Mayhaps, but you should base your arguments on what you can most reasonably assume to be true. Your best bet is to go with what established science does say and not what you wish it might say someday in the distant future.
Just a hunch. Nothing experimentally suggested or proven. Sorry if that puts you off.
I'm tinkering around with the establishment (science and philosophy specifically). Testing the forum knowledge base for anything that may either encourage me or close down my shop.
I'm very skeptical of the system, especially when it becomes dogma and science is approaching that threshold where I begin to question it.
That's all.
Well, if nonsense can be useful I don't know what else can ''prove'' there's something interesting about the illogical.
There must be some value in nonsense. It shocks the brain into exploring different dimensions.
Brain A in Human A. Brain A is in state S in 2018. Human A is wondering where his phone charger is.
Brain B in Human B. Brain B is in exact same state S in 1967 - every neuron, every chemical reaction identical. Human B is not wondering where his phone charger is.
Yes, that's right. Same neuron-state, different thoughts. Therefore neuron-state does not equal thought.
Isn't that like saying two cars of the same make aren't identical just because they're going in different directions?
Some differences are relevant, others not so.
Thanks.
Yes, well, I've already agreed to that. But that's very different from making sense out of nonsense, or understanding nonsense.
You seem to be avoiding defending your original claim: that the heart, or non-logical part of the mind, could "understand" something about paradoxes.

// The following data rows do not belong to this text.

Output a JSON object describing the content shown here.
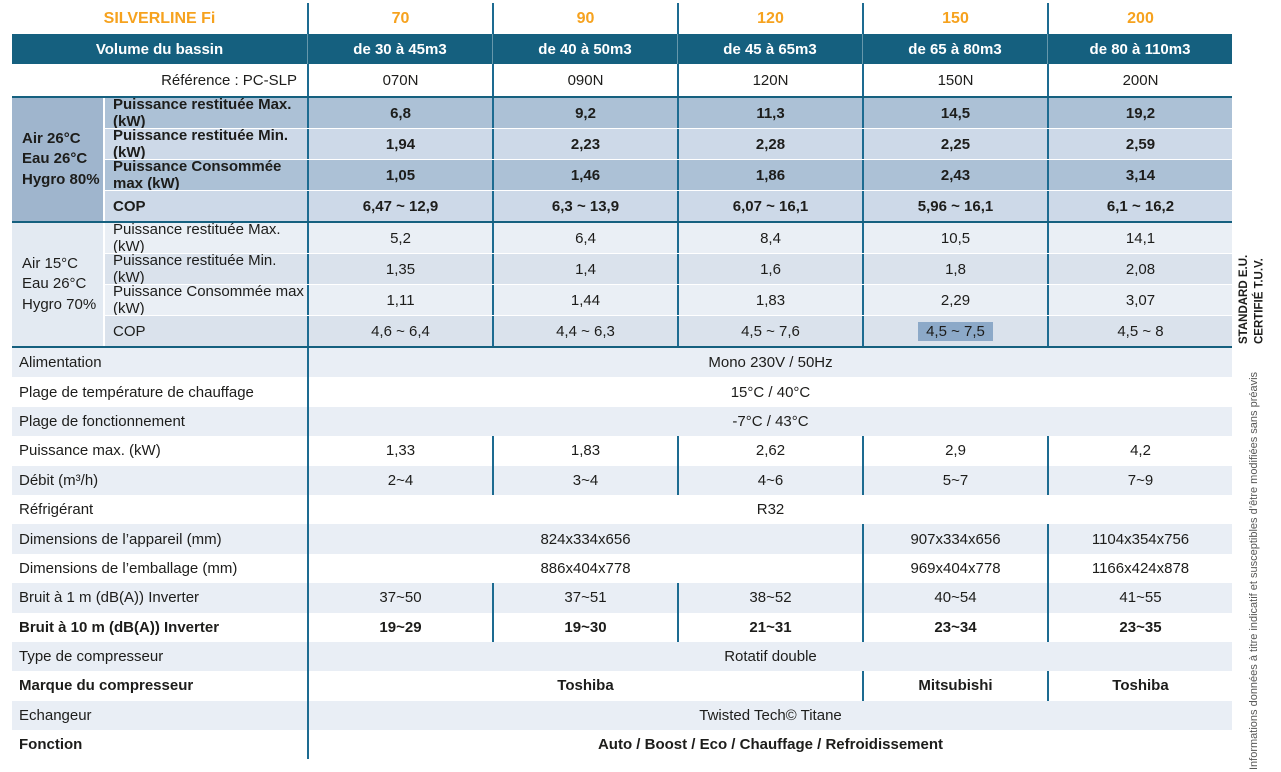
{
  "colors": {
    "band_blue": "#15607F",
    "accent_orange": "#F6A21E",
    "divider_teal": "#1d6b91",
    "air26_group_bg": "#9FB5CD",
    "air26_row_a": "#ACC1D6",
    "air26_row_b": "#CDD9E8",
    "air15_group_bg": "#E3EAF2",
    "air15_row_a": "#EAEFF5",
    "air15_row_b": "#DAE2EC",
    "zebra_blue": "#E9EEF5",
    "selection_highlight": "#8CA9C8"
  },
  "header": {
    "title": "SILVERLINE Fi",
    "models": [
      "70",
      "90",
      "120",
      "150",
      "200"
    ]
  },
  "volume_row": {
    "label": "Volume du bassin",
    "values": [
      "de 30 à 45m3",
      "de 40 à 50m3",
      "de 45 à 65m3",
      "de 65 à 80m3",
      "de 80 à 110m3"
    ]
  },
  "reference_row": {
    "label": "Référence : PC-SLP",
    "values": [
      "070N",
      "090N",
      "120N",
      "150N",
      "200N"
    ]
  },
  "performance_sections": [
    {
      "id": "air26",
      "condition_lines": [
        "Air 26°C",
        "Eau 26°C",
        "Hygro 80%"
      ],
      "rows": [
        {
          "label": "Puissance restituée Max. (kW)",
          "values": [
            "6,8",
            "9,2",
            "11,3",
            "14,5",
            "19,2"
          ]
        },
        {
          "label": "Puissance restituée Min. (kW)",
          "values": [
            "1,94",
            "2,23",
            "2,28",
            "2,25",
            "2,59"
          ]
        },
        {
          "label": "Puissance Consommée max (kW)",
          "values": [
            "1,05",
            "1,46",
            "1,86",
            "2,43",
            "3,14"
          ]
        },
        {
          "label": "COP",
          "values": [
            "6,47 ~ 12,9",
            "6,3 ~ 13,9",
            "6,07 ~ 16,1",
            "5,96 ~ 16,1",
            "6,1 ~ 16,2"
          ]
        }
      ]
    },
    {
      "id": "air15",
      "condition_lines": [
        "Air 15°C",
        "Eau 26°C",
        "Hygro 70%"
      ],
      "rows": [
        {
          "label": "Puissance restituée Max. (kW)",
          "values": [
            "5,2",
            "6,4",
            "8,4",
            "10,5",
            "14,1"
          ]
        },
        {
          "label": "Puissance restituée Min. (kW)",
          "values": [
            "1,35",
            "1,4",
            "1,6",
            "1,8",
            "2,08"
          ]
        },
        {
          "label": "Puissance Consommée max (kW)",
          "values": [
            "1,11",
            "1,44",
            "1,83",
            "2,29",
            "3,07"
          ]
        },
        {
          "label": "COP",
          "values": [
            "4,6 ~ 6,4",
            "4,4 ~ 6,3",
            "4,5 ~ 7,6",
            "4,5 ~ 7,5",
            "4,5 ~ 8"
          ],
          "highlight_index": 3
        }
      ]
    }
  ],
  "spec_rows": [
    {
      "label": "Alimentation",
      "type": "merged",
      "value": "Mono 230V / 50Hz"
    },
    {
      "label": "Plage de température de chauffage",
      "type": "merged",
      "value": "15°C / 40°C"
    },
    {
      "label": "Plage de fonctionnement",
      "type": "merged",
      "value": "-7°C / 43°C"
    },
    {
      "label": "Puissance max. (kW)",
      "type": "cells",
      "values": [
        "1,33",
        "1,83",
        "2,62",
        "2,9",
        "4,2"
      ]
    },
    {
      "label": "Débit (m³/h)",
      "type": "cells",
      "values": [
        "2~4",
        "3~4",
        "4~6",
        "5~7",
        "7~9"
      ]
    },
    {
      "label": "Réfrigérant",
      "type": "merged",
      "value": "R32"
    },
    {
      "label": "Dimensions de l’appareil (mm)",
      "type": "span3",
      "values": [
        "824x334x656",
        "907x334x656",
        "1104x354x756"
      ]
    },
    {
      "label": "Dimensions de l’emballage (mm)",
      "type": "span3",
      "values": [
        "886x404x778",
        "969x404x778",
        "1166x424x878"
      ]
    },
    {
      "label": "Bruit à 1 m (dB(A)) Inverter",
      "type": "cells",
      "values": [
        "37~50",
        "37~51",
        "38~52",
        "40~54",
        "41~55"
      ]
    },
    {
      "label": "Bruit à 10 m (dB(A)) Inverter",
      "type": "cells",
      "bold": true,
      "values": [
        "19~29",
        "19~30",
        "21~31",
        "23~34",
        "23~35"
      ]
    },
    {
      "label": "Type de compresseur",
      "type": "merged",
      "value": "Rotatif double"
    },
    {
      "label": "Marque du compresseur",
      "type": "span3",
      "bold": true,
      "values": [
        "Toshiba",
        "Mitsubishi",
        "Toshiba"
      ]
    },
    {
      "label": "Echangeur",
      "type": "merged",
      "value": "Twisted Tech© Titane"
    },
    {
      "label": "Fonction",
      "type": "merged",
      "bold": true,
      "value": "Auto / Boost / Eco / Chauffage / Refroidissement"
    }
  ],
  "side_notes": {
    "certification": "STANDARD E.U.\nCERTIFIÉ T.U.V.",
    "disclaimer": "Informations données à titre indicatif et susceptibles d’être modifiées sans préavis"
  }
}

You haven't yet explained an example of that.
Making use of the lessons from dealing with paradoxes is something the rational mind does. But that doesn't involve making sense out of the paradox per se.
I wish I could explain it. Let me show you a different side of logic.
Paradoxes are places where logic breaks down. I've seen two types of logical paradoxes:
1. Physical world itself e.g wave-particle nature of light. This type of paradox must be accepted. It can't be otherwise.
2. Part of the system itself e.g. the liar paradox. These can be set aside by modifying definition and the rules
So, you see, even iur rational side must accept some paradoxes let alone our nonlogical side.
Must I though? Must I? Clearly not, because mine hasn't as of yet :lol: In part, I'm just not finding your arguments or your examples very convincing.
Re: #1: Wave-particle duality is a phenomenon that has not yet been fully researched. Sure it challenges our current concepts of waves and particles, but that doesn't mean it's an actual paradox. It just seems paradoxical, because we have more to learn about how things work.
Re: #2: I'll reiterate--it's NOT a real paradox either. It's just word play. You can say all sorts of gibberish with language, but that doesn't make it an actual paradox.
http://www.bbc.com/future/story/20180423-how-a-s
why not though? You can imagine both these brains and humans being in 2160. Why wouldn't they both still be thinking of phone chargers?
Quoting TheMadFool
Probably not, but some heart transplant recipients have claimed gaining new memories. I'm not sure if that is given any credence at all though. There are 40,000 neurons in the heart but I'm not sure if they have any relation to thinking, like at all. (Searle didn't think so in one of his lectures).